Плечо, рука и весь верх груди оказались в гипсе, значит, уже оперировали — это хорошо, одним мучением стало меньше. Подвигал ногами и правой рукой — все, как будто, работает. Я оглядел палату — четыре койки, и только на одной кто-то спал. Затем я взглянул на яркие окна и увидал на них решетки. Я не удержался и выругался от изумления. Сосед пробудился и молча обернулся на меня.
— Извини, друг, что разбудил… Решетку на окне увидал. Где это я?
— Больница имени доктора Гааза. Тюремная.
— Зачем мне тюремная?
— Заслужил, значит. Просто так сюда не попадают. Повезло. За что тебя?
— Убил одного. Или не убил, не знаю. Вчера, кажется… Или уже не вчера…
— Позавчера тебя привезли из реанимации — вот и считай, когда убил. Больно?
— Не знаю еще.
Вошла медсестра.
— Как самочувствие, больной?
— Живой.
— Вас в туалет проводить?
— Сам.
— Завтрак сейчас вам принесу. Что-нибудь еще нужно?
— Юрист мне нужен. Как у вас с этим?
— Я передам майору.
— И еще мой телефон.
— Телефоны тут запрещены.
Минут через пятнадцать в палату вошли уже трое, в белых халатах, — двое мужчин начальственного вида и та же медсестра.

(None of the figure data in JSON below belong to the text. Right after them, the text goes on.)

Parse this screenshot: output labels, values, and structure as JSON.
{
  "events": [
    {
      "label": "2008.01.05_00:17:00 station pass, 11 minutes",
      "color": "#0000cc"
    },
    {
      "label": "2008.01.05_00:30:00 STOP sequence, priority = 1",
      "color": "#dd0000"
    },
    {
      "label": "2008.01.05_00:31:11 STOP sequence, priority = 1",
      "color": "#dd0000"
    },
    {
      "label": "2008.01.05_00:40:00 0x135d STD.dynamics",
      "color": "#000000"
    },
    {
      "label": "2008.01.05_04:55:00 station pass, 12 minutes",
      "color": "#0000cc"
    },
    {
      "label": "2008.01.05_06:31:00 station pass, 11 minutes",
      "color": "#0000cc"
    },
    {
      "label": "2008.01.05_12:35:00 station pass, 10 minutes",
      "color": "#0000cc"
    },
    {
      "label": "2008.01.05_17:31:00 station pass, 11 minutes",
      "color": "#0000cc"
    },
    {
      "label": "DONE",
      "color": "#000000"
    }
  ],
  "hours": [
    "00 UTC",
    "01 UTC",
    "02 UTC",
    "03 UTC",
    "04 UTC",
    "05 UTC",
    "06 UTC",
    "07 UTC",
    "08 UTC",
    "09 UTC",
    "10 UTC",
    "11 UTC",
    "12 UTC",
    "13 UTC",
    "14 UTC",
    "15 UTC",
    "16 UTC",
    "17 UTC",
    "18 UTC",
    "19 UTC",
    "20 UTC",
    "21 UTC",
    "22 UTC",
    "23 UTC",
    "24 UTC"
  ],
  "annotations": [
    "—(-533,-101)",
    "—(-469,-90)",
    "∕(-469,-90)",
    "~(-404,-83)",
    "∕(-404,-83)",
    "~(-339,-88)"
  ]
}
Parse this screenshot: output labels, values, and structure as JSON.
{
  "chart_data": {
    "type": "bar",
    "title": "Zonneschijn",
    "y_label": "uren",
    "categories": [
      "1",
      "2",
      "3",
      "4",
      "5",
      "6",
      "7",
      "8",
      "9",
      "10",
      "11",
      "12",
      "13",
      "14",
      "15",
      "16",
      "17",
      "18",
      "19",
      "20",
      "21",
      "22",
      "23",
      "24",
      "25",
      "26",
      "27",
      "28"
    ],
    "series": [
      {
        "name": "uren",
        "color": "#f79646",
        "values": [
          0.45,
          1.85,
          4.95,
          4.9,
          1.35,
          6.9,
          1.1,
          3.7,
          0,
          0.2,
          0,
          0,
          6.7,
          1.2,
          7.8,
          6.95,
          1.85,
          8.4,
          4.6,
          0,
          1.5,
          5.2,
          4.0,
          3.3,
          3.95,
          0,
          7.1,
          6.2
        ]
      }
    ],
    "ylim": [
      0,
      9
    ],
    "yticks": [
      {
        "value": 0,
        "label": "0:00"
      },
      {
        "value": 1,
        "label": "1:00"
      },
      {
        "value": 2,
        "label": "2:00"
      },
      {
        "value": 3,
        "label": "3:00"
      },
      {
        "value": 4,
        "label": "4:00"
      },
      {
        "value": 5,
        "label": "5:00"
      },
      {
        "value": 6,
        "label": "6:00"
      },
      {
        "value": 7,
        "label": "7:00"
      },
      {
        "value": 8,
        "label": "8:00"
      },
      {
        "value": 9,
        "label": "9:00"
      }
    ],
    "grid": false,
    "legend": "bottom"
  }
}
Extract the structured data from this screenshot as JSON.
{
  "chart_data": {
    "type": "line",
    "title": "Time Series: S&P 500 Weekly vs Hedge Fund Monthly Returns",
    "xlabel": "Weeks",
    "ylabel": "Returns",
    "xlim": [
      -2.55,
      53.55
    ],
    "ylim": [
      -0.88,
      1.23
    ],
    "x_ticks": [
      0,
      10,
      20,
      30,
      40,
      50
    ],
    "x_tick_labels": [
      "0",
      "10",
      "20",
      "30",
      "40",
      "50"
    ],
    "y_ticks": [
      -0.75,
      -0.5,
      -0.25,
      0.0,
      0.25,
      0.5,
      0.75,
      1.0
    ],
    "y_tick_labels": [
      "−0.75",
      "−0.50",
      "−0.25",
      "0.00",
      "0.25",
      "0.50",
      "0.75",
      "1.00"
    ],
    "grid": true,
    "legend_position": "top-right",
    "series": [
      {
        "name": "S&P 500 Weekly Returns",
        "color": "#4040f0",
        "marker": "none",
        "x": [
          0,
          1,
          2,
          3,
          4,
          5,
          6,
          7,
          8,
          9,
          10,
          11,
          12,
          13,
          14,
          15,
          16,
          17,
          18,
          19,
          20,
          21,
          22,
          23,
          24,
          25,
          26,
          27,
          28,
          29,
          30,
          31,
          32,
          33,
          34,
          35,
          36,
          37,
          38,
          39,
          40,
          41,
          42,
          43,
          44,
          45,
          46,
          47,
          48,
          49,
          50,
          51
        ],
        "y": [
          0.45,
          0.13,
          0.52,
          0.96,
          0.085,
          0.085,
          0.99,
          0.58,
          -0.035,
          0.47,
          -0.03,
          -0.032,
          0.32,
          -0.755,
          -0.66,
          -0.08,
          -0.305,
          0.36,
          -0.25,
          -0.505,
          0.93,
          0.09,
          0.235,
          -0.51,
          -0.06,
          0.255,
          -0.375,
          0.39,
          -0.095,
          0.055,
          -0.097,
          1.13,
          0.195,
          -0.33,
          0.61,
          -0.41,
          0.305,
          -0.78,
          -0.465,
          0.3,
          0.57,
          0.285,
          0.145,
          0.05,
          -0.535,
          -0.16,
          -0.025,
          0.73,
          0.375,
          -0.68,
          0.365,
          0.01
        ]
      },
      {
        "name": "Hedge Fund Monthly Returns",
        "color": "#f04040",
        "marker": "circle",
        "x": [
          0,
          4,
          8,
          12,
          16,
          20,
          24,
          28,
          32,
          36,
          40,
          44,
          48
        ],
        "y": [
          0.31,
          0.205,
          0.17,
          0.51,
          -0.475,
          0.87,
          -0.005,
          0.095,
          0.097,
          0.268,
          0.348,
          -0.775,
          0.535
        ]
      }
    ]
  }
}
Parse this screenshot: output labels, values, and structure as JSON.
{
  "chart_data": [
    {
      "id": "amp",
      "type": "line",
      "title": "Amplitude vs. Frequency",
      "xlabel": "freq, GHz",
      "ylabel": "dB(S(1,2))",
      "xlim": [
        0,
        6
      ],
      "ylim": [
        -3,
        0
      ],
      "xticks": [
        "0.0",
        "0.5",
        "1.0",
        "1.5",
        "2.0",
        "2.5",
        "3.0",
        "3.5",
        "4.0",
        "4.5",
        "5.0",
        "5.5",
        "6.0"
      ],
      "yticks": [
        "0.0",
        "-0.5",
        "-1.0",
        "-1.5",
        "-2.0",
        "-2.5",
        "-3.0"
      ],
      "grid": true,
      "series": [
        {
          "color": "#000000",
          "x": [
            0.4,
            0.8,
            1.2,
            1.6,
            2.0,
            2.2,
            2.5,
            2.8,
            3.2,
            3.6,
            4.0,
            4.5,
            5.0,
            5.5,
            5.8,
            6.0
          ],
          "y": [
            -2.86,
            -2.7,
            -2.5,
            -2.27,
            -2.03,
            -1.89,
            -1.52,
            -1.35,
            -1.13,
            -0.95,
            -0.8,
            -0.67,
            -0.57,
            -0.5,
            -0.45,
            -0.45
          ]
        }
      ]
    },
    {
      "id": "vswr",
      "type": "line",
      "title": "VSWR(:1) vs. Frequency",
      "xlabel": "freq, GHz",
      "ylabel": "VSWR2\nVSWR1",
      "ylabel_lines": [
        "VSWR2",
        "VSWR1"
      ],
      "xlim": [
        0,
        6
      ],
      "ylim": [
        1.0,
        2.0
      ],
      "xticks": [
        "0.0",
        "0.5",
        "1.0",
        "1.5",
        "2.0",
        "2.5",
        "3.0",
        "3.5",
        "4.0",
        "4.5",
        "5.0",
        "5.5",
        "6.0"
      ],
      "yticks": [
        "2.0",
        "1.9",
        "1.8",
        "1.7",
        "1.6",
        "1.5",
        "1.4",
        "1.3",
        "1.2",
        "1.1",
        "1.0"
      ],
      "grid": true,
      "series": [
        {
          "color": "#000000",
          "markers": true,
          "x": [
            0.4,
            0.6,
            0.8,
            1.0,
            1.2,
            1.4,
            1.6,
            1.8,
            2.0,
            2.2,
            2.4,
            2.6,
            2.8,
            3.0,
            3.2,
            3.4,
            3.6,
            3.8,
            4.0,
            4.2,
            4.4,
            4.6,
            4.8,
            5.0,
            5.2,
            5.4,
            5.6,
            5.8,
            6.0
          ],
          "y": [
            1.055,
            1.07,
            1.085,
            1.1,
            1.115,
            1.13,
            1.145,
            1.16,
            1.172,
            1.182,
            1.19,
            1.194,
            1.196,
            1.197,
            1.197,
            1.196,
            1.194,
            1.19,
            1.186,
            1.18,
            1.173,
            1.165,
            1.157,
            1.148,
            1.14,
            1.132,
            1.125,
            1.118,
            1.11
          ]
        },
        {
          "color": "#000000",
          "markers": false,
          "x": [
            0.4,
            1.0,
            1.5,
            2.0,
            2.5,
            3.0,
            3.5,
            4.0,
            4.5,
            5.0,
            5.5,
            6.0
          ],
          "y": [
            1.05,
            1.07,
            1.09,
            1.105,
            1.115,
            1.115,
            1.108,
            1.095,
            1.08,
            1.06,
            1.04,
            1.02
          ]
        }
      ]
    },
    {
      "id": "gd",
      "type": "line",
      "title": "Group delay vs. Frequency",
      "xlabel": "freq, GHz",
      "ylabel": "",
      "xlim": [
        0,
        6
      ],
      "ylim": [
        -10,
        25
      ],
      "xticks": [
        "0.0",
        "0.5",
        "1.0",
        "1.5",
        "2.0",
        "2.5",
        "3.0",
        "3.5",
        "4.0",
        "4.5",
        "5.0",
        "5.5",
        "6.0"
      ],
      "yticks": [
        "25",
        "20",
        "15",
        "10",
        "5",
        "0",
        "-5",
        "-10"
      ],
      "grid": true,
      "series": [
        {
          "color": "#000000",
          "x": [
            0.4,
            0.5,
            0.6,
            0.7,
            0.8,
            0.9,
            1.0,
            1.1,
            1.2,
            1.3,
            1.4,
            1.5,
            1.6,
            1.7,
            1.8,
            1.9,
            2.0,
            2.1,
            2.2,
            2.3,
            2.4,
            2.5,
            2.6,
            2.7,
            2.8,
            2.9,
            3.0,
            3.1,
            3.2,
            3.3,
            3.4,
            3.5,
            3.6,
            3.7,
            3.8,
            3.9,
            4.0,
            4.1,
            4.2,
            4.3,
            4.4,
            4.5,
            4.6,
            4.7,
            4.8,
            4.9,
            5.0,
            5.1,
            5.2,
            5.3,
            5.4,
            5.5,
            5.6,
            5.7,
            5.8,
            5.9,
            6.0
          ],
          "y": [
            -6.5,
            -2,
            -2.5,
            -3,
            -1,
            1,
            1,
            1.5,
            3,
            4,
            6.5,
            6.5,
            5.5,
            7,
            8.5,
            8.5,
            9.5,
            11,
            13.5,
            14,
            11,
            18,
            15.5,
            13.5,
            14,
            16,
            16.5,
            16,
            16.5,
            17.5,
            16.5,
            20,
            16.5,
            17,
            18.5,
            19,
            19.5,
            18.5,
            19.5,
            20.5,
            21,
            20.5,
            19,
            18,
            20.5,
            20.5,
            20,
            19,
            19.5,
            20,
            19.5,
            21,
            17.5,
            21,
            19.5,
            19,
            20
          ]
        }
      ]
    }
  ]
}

— Соколов, как вы себя чувствуете?
— Отвратительно.
— Что болит?
— Ничего. Я просил юриста. Кто из вас юрист?
— Я начальник отделения. А это лечащий врач. Вы под арестом.
— Какого лешего! Я депутат!
— Возможно. Но вы убили человека. Нам передали только это.
— Убил? Слава богу. Как вы меня обрадовали! А то я сомневался. Вы уже сообщили обо мне в Законодательное собрание города? Повторяю вам, я — питерский депутат.
— Нет. У нас другая работа.
— Тогда посадить в изолятор надо вас, вы уже нарушили закон — неприкосновенность народного депутата!
— Спокойнее, пожалуйста, Соколов. Судя по бумагам, там стоит подпись полковника Смольникова. Если бы вы не были депутатом, то начальник полиции города вряд ли стал вами заниматься.
— Опять Смольников… Послушайте, я думаю, лично вы ни в чем не виноваты. Вам меня принесли — и вы лечите. За это спасибо. Извините за резкость. Все у меня теперь, кажется, работает, кроме руки. Но мне нужен, прежде всего, мой телефон. Если вы лично соблюдаете законы нашей страны, то, пожалуйста, организуйте это. А ваш Смольников скоро окажется на моем месте, за такими же решетками.